Weekly digest: what’s happening in open science?

Amy Williams

Featuring ORCID’s 5th birthday celebration, a new tool to help authors reclaim copyright ownership and the unfortunate afterlives of retracted papers.

Happy birthday ORCID! via ORCID

ORCID celebrated its 5th birthday this week and marked the occasion with the launch of new resources that make it easier than ever before to use an ORCID iD.

New tool helps authors to reclaim copyright ownership of their work via Authors Alliance

The legal nuances of the process of taking back ownership of copyright of your own work from a publisher can be daunting to many.

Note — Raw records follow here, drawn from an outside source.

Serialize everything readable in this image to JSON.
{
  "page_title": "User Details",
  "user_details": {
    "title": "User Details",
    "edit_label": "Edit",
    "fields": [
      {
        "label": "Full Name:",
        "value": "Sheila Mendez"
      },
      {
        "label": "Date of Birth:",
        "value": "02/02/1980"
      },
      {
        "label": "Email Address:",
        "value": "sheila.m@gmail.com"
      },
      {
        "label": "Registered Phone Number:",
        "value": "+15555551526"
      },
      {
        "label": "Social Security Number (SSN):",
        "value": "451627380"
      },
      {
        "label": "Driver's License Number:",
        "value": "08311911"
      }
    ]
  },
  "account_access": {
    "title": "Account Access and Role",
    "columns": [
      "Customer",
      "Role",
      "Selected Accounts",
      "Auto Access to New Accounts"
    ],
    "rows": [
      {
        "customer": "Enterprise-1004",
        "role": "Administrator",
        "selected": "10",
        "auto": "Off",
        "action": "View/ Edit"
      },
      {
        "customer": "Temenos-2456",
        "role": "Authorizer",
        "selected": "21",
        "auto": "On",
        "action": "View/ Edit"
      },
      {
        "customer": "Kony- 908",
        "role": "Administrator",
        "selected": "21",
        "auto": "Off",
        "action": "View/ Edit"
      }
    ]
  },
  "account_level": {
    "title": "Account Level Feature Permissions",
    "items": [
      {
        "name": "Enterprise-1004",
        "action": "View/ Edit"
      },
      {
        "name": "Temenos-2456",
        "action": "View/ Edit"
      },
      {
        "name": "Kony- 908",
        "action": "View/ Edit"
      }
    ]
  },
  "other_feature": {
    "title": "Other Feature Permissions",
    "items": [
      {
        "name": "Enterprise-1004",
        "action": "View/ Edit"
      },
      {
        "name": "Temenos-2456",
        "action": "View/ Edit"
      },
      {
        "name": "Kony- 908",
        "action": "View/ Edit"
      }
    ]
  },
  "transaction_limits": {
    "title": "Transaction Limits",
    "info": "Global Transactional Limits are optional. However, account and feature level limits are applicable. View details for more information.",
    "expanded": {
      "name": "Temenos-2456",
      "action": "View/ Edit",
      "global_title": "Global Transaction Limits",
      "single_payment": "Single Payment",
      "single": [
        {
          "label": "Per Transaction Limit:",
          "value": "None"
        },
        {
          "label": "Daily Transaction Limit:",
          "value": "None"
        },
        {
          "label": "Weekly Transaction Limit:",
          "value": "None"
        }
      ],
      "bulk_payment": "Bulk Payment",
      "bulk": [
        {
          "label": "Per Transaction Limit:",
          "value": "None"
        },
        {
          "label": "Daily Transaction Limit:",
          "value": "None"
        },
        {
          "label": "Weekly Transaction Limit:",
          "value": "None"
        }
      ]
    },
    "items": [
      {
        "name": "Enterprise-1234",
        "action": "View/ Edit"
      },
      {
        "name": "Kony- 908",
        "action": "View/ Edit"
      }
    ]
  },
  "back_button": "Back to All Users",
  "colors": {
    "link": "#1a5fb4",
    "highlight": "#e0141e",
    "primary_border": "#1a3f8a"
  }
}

With this in mind, the Authors Alliance and Creative Commons have jointly developed a Termination of Transfer tool that is designed to support US authors in regaining rights over the distribution of their work so that they can share it without restriction.

Tentative headway made in Project DEAL via German Rectors’ Conference

Project DEAL has been working toward a licensing agreement with the publisher Springer Nature in Germany in recent months. This week, it was agreed that existing Springer Nature contracts will be extended by 1 year on a cost-neutral basis ahead of a more in-depth discussion on a plan for a national licence.

What kind of research affects policy decisions?  via LSE Blogs

In recent years, policy initiatives such as the EU’s 2020 Open Access resolution have provided a major boost to open science organizations and activities. This article gives advice from a policy-maker on how to present research in such a way that it is more likely to influence public policy-makers. The key take-home message? Make it short and sweet, and avoid the term ‘neoliberal’.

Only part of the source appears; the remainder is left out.